Did you know that Carl Zeiss helps affected countries detect tuberculosis faster?

Did You Know…

…that ZEISS Helps Affected Countries Detect Tuberculosis Faster?

It was Robert Koch who discovered the disease – using a microscope from Jena. One hundred and twenty-seven years ago today, Koch announced that he had discovered the tuberculosis bacterium. That is why today is World Tuberculosis Day, A truly important anniversary as, according to the World Health Organization (WHO), one third of the world’s population is infected with tuberculosis – the disease causes 1.6 million deaths every year.

Tuberculosis is still a global threat and is the most dangerous infectious disease after HIV. Most cases occur in Southeast Asia and Africa, where someone is infected with the disease every second. With the aid of high-tech microscopy, ZEISS and the FIND Foundation provide support where it is most urgently needed. The Primo Star iLED microscope developed specifically for detecting tuberculosis is available to severely affected countries at a reduced price.

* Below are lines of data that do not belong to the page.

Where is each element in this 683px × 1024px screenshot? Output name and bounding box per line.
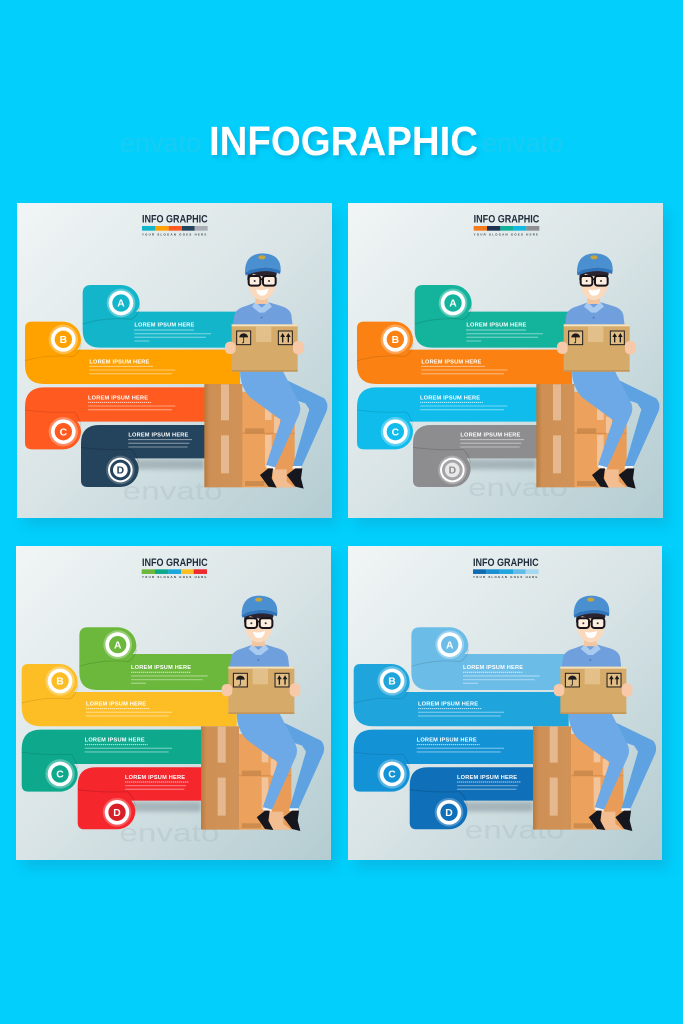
header: info graphic <box>473 557 539 579</box>
panel: green orange version <box>348 203 669 526</box>
band D <box>410 767 534 829</box>
illustration: courier on boxes <box>201 596 324 831</box>
band D: D <box>445 808 453 819</box>
band C <box>22 730 202 792</box>
band D: D <box>113 808 121 819</box>
header: info graphic: INFO GRAPHIC <box>474 214 540 226</box>
band D <box>81 425 205 487</box>
band D: D <box>117 466 125 477</box>
header: info graphic <box>474 214 540 236</box>
band A <box>415 285 568 348</box>
content: bands and courier <box>357 253 659 502</box>
content: bands and courier <box>354 596 656 844</box>
band A: A <box>117 299 125 310</box>
header: info graphic: INFO GRAPHIC <box>142 214 208 226</box>
band B: LOREM IPSUM HERE <box>86 702 146 708</box>
band D <box>413 425 537 487</box>
band C: LOREM IPSUM HERE <box>85 738 145 744</box>
header: info graphic: YOUR SLOGAN GOES HERE <box>473 575 537 579</box>
band D: LOREM IPSUM HERE <box>125 775 185 781</box>
band A: A <box>446 640 454 651</box>
band A: LOREM IPSUM HERE <box>466 323 527 329</box>
header: info graphic: YOUR SLOGAN GOES HERE <box>142 232 206 236</box>
band A: LOREM IPSUM HERE <box>134 323 195 329</box>
band D: LOREM IPSUM HERE <box>128 433 189 439</box>
header: info graphic: YOUR SLOGAN GOES HERE <box>142 575 206 579</box>
band C <box>357 387 537 449</box>
header: info graphic: YOUR SLOGAN GOES HERE <box>474 232 538 236</box>
band C: C <box>392 427 400 438</box>
band C: C <box>388 770 396 781</box>
panel: blue version <box>348 546 669 869</box>
watermark: envato <box>123 477 223 505</box>
band C: LOREM IPSUM HERE <box>420 395 480 401</box>
band A <box>83 285 236 348</box>
title: INFOGRAPHIC <box>209 118 478 164</box>
band D: LOREM IPSUM HERE <box>457 775 517 781</box>
band A: LOREM IPSUM HERE <box>131 665 191 671</box>
watermark: envato <box>119 820 219 848</box>
band B: LOREM IPSUM HERE <box>421 359 482 365</box>
band A <box>79 627 233 690</box>
watermark: envato <box>468 474 568 502</box>
panel: green yellow red version <box>16 546 337 869</box>
band D: D <box>449 466 457 477</box>
band A: LOREM IPSUM HERE <box>463 665 523 671</box>
band A <box>411 627 565 690</box>
band D: LOREM IPSUM HERE <box>460 433 521 439</box>
content: bands and courier <box>22 596 324 848</box>
band B <box>354 664 569 726</box>
header: info graphic <box>142 557 208 579</box>
header: info graphic: INFO GRAPHIC <box>473 557 539 569</box>
band B: LOREM IPSUM HERE <box>89 359 150 365</box>
band A: A <box>449 299 457 310</box>
band B: LOREM IPSUM HERE <box>418 702 478 708</box>
band B <box>22 664 237 726</box>
panel: teal orange version <box>17 203 338 526</box>
header: info graphic <box>142 214 208 236</box>
band B: B <box>388 677 396 688</box>
illustration: courier on boxes <box>536 253 659 489</box>
title shadow: INFOGRAPHIC <box>211 121 480 167</box>
watermark: right: envato <box>482 128 563 158</box>
header: info graphic: INFO GRAPHIC <box>142 557 208 569</box>
band B: B <box>60 335 67 346</box>
band C: LOREM IPSUM HERE <box>417 738 477 744</box>
band C: C <box>60 427 68 438</box>
band A: A <box>114 640 122 651</box>
illustration: courier on boxes <box>204 253 327 489</box>
band C: LOREM IPSUM HERE <box>88 395 148 401</box>
band B <box>25 322 240 384</box>
band C <box>25 387 205 449</box>
band C: C <box>56 770 64 781</box>
band D <box>78 767 202 829</box>
band B <box>357 322 572 384</box>
band B: B <box>392 335 399 346</box>
band B: B <box>56 677 64 688</box>
content: bands and courier <box>25 253 327 505</box>
watermark: left: envato <box>120 128 201 158</box>
illustration: courier on boxes <box>533 596 656 831</box>
band C <box>354 730 534 792</box>
watermark: envato <box>465 816 565 844</box>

What makes this microscope special? The LED-activated fluorescence procedure makes it easier to spot the pathogens than with traditional brightfield microscopy. The bacteria can be recognized up to four times faster and with up to ten percent greater precision. Developers at ZEISS have adapted the microscope to the conditions prevalent in the countries of use. It is easy to operate, has low running costs and is ideally equipped to deal with power failures thanks to its rechargeable battery.